In the great spiritual battle against the world, the flesh and the devil and in the midst of the trials of life, we can say with confidence “till now the LORD has helped us”. We can say this in our personal lives as Christians and we can say this as a church. The buildings in which we meet, the people we see week by week, the testimonies we hear – all of these are like the great stone which Samuel set up. Ebenezer – a reminder of the Lord’s faithfulness and a cause for rejoicing in Him.

They are also an invitation to renew our faith and our commitment to Him. Birthdays are times for joy and celebration. But they are also times to take stock and to look forward to what the Lord has in store for us in the future. Birthdays are moments for reflection, for repentance and for faith and for renewal. 

Scripture tells us that “they who wait upon the LORD will renew their strength, they shall mount up with wings like eagles; they shall run and not be weary, they shall walk and not be faint” (Isaiah 40:31). These words were spoken not to the mighty and the strong but to those who had come to the end of their natural strength, to the weak and the faint, to the weary and the exhausted.

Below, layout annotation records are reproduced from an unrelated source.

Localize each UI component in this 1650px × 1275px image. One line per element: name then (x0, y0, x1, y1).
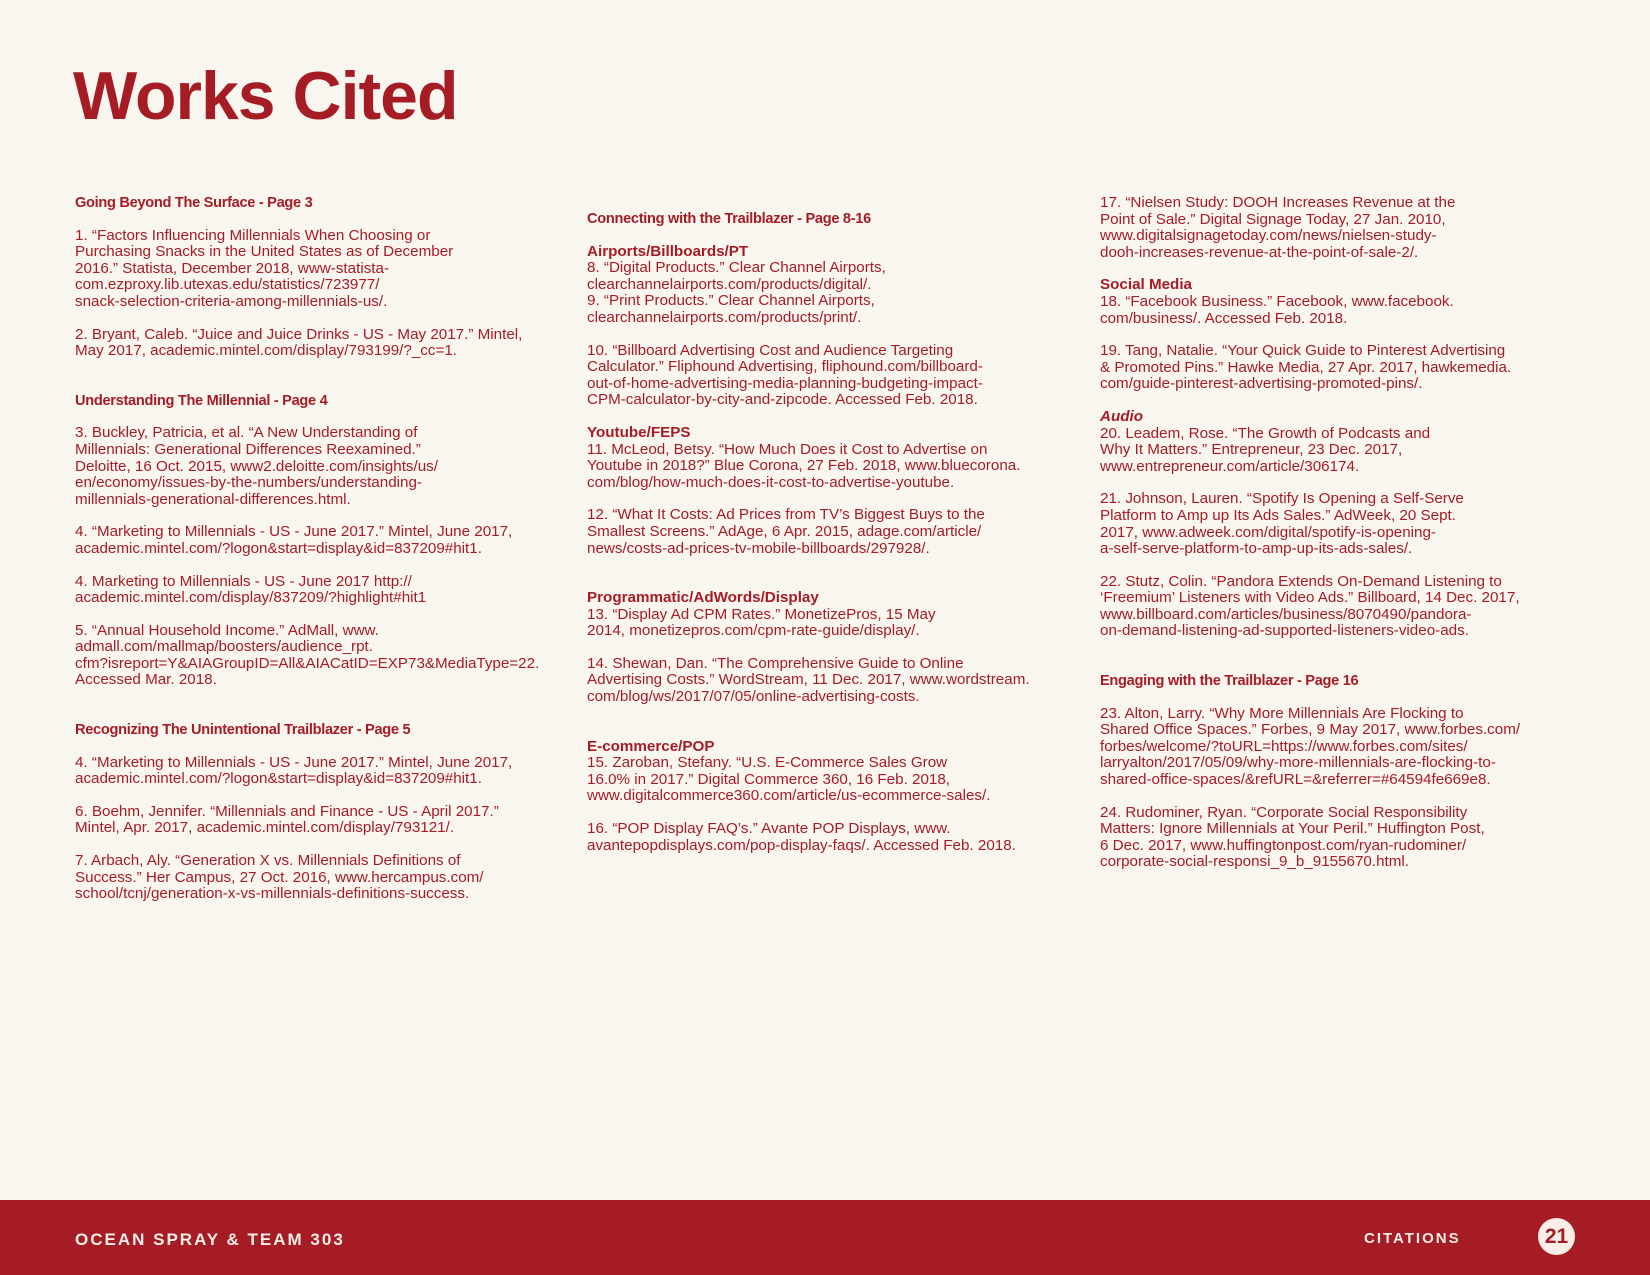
citation-entry: 4. Marketing to Millennials - US - June 2017 http:// academic.mintel.com/display/837209/?highlight#hit1 (75, 572, 427, 607)
citation-entry: 11. McLeod, Betsy. “How Much Does it Cost to Advertise on Youtube in 2018?” Blue Corona, 27 Feb. 2018, www.bluecorona. com/blog/how-much-does-it-cost-to-advertise-youtube. (587, 440, 1021, 491)
citation-entry: 15. Zaroban, Stefany. “U.S. E-Commerce Sales Grow 16.0% in 2017.” Digital Commerce 360, 16 Feb. 2018, www.digitalcommerce360.com/article/us-ecommerce-sales/. (587, 754, 991, 805)
subsection-heading: Youtube/FEPS (587, 423, 691, 441)
citation-entry: 4. “Marketing to Millennials - US - June 2017.” Mintel, June 2017, academic.mintel.com/?logon&start=display&id=837209#hit1. (75, 523, 513, 557)
section-heading: Connecting with the Trailblazer - Page 8-16 (587, 211, 871, 227)
citation-entry: 2. Bryant, Caleb. “Juice and Juice Drinks - US - May 2017.” Mintel, May 2017, academic.mintel.com/display/793199/?_cc=1. (75, 325, 523, 360)
subsection-heading: Audio (1100, 407, 1144, 425)
page-number-badge: 21 (1538, 1218, 1575, 1255)
citation-entry: 7. Arbach, Aly. “Generation X vs. Millennials Definitions of Success.” Her Campus, 27 Oct. 2016, www.hercampus.com/ school/tcnj/generation-x-vs-millennials-definitions-success. (75, 852, 484, 903)
citation-entry: 16. “POP Display FAQ’s.” Avante POP Displays, www. avantepopdisplays.com/pop-display-faqs/. Accessed Feb. 2018. (587, 820, 1016, 854)
citation-entry: 22. Stutz, Colin. “Pandora Extends On-Demand Listening to ‘Freemium’ Listeners with Video Ads.” Billboard, 14 Dec. 2017, www.billboard.com/articles/business/8070490/pandora- on-demand-listening-ad-supported-listeners-video-ads. (1100, 572, 1520, 640)
footer-brand: OCEAN SPRAY & TEAM 303 (75, 1230, 345, 1249)
footer-bar (0, 1200, 1650, 1275)
citation-entry: 19. Tang, Natalie. “Your Quick Guide to Pinterest Advertising & Promoted Pins.” Hawke Media, 27 Apr. 2017, hawkemedia. com/guide-pinterest-advertising-promoted-pins/. (1100, 342, 1512, 393)
citation-entry: 20. Leadem, Rose. “The Growth of Podcasts and Why It Matters.” Entrepreneur, 23 Dec. 2017, www.entrepreneur.com/article/306174. (1100, 424, 1431, 475)
citation-entry: 3. Buckley, Patricia, et al. “A New Understanding of Millennials: Generational Differences Reexamined.” Deloitte, 16 Oct. 2015, www2.deloitte.com/insights/us/ en/economy/issues-by-the-numbers/understanding- millennials-generational-differences.html. (75, 424, 438, 508)
section-heading: Going Beyond The Surface - Page 3 (75, 195, 313, 211)
citation-entry: 23. Alton, Larry. “Why More Millennials Are Flocking to Shared Office Spaces.” Forbes, 9 May 2017, www.forbes.com/ forbes/welcome/?toURL=https://www.forbes.com/sites/ larryalton/2017/05/09/why-more-millennials-are-flocking-to- shared-office-spaces/&refURL=&referrer=#64594fe669e8. (1100, 704, 1521, 789)
citation-entry: 24. Rudominer, Ryan. “Corporate Social Responsibility Matters: Ignore Millennials at Your Peril.” Huffington Post, 6 Dec. 2017, www.huffingtonpost.com/ryan-rudominer/ corporate-social-responsi_9_b_9155670.html. (1100, 803, 1485, 871)
citation-entry: 1. “Factors Influencing Millennials When Choosing or Purchasing Snacks in the United States as of December 2016.” Statista, December 2018, www-statista- com.ezproxy.lib.utexas.edu/statistics/723977/ snack-selection-criteria-among-millennials-us/. (75, 226, 454, 310)
citation-entry: 6. Boehm, Jennifer. “Millennials and Finance - US - April 2017.” Mintel, Apr. 2017, academic.mintel.com/display/793121/. (75, 802, 499, 837)
footer-section-label: CITATIONS (1364, 1230, 1461, 1247)
citations-column-3 (1100, 195, 1570, 871)
subsection-heading: E-commerce/POP (587, 737, 715, 755)
citation-entry: 18. “Facebook Business.” Facebook, www.facebook. com/business/. Accessed Feb. 2018. (1100, 292, 1454, 327)
citations-column-2 (587, 211, 1067, 854)
citation-entry: 4. “Marketing to Millennials - US - June 2017.” Mintel, June 2017, academic.mintel.com/?logon&start=display&id=837209#hit1. (75, 753, 513, 788)
citation-entry: 10. “Billboard Advertising Cost and Audience Targeting Calculator.” Fliphound Advertising, fliphound.com/billboard- out-of-home-advertising-media-planning-budgeting-impact- CPM-calculator-by-city-and-zipcode. Accessed Feb. 2018. (587, 341, 983, 409)
section-heading: Recognizing The Unintentional Trailblazer - Page 5 (75, 722, 411, 739)
subsection-heading: Programmatic/AdWords/Display (587, 589, 819, 607)
citation-entry: 13. “Display Ad CPM Rates.” MonetizePros, 15 May 2014, monetizepros.com/cpm-rate-guide/display/. (587, 605, 936, 640)
citations-column-1 (75, 195, 555, 903)
section-heading: Engaging with the Trailblazer - Page 16 (1100, 673, 1359, 690)
subsection-heading: Airports/Billboards/PT (587, 242, 749, 260)
citation-entry: 17. “Nielsen Study: DOOH Increases Revenue at the Point of Sale.” Digital Signage Today, 27 Jan. 2010, www.digitalsignagetoday.com/news/nielsen-study- dooh-increases-revenue-at-the-point-of-sale-2/. (1100, 194, 1456, 261)
citation-entry: 21. Johnson, Lauren. “Spotify Is Opening a Self-Serve Platform to Amp up Its Ads Sales.” AdWeek, 20 Sept. 2017, www.adweek.com/digital/spotify-is-opening- a-self-serve-platform-to-amp-up-its-ads-sales/. (1100, 490, 1464, 558)
section-heading: Understanding The Millennial - Page 4 (75, 392, 328, 409)
citation-entry: 12. “What It Costs: Ad Prices from TV’s Biggest Buys to the Smallest Screens.” AdAge, 6 Apr. 2015, adage.com/article/ news/costs-ad-prices-tv-mobile-billboards/297928/. (587, 506, 985, 557)
page-title: Works Cited (73, 58, 458, 134)
citation-entry: 8. “Digital Products.” Clear Channel Airports, clearchannelairports.com/products/digital/. 9. “Print Products.” Clear Channel Airports, clearchannelairports.com/products/print/. (587, 259, 886, 326)
subsection-heading: Social Media (1100, 276, 1193, 294)
citation-entry: 5. “Annual Household Income.” AdMall, www. admall.com/mallmap/boosters/audience_rpt. cfm?isreport=Y&AIAGroupID=All&AIACatID=EXP73&MediaType=22. Accessed Mar. 2018. (75, 621, 540, 689)
citation-entry: 14. Shewan, Dan. “The Comprehensive Guide to Online Advertising Costs.” WordStream, 11 Dec. 2017, www.wordstream. com/blog/ws/2017/07/05/online-advertising-costs. (587, 654, 1030, 706)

In life and in the good fight of the gospel we often feel precisely like that. But that is when we are to look back at the true Ebenezer, not a stone but a cross of wood, a demonstration of God’s love for sinners, for the weak and the weary and the powerless. 

Helped at the Cross

As we look at the cross in faith, we do renew our strength. And in the power of the Spirit, we declare with confidence – “Till now the Lord has helped us” and we can trust Him to help us again. May God grant that on the day when Jesus returns in His Father’s glory and with the Holy Angels, that there will be myriad upon myriad of communities of believers declaring in faith and with great joy: “The Lord is our helper and He has done it and it is indeed marvellous in our eyes”.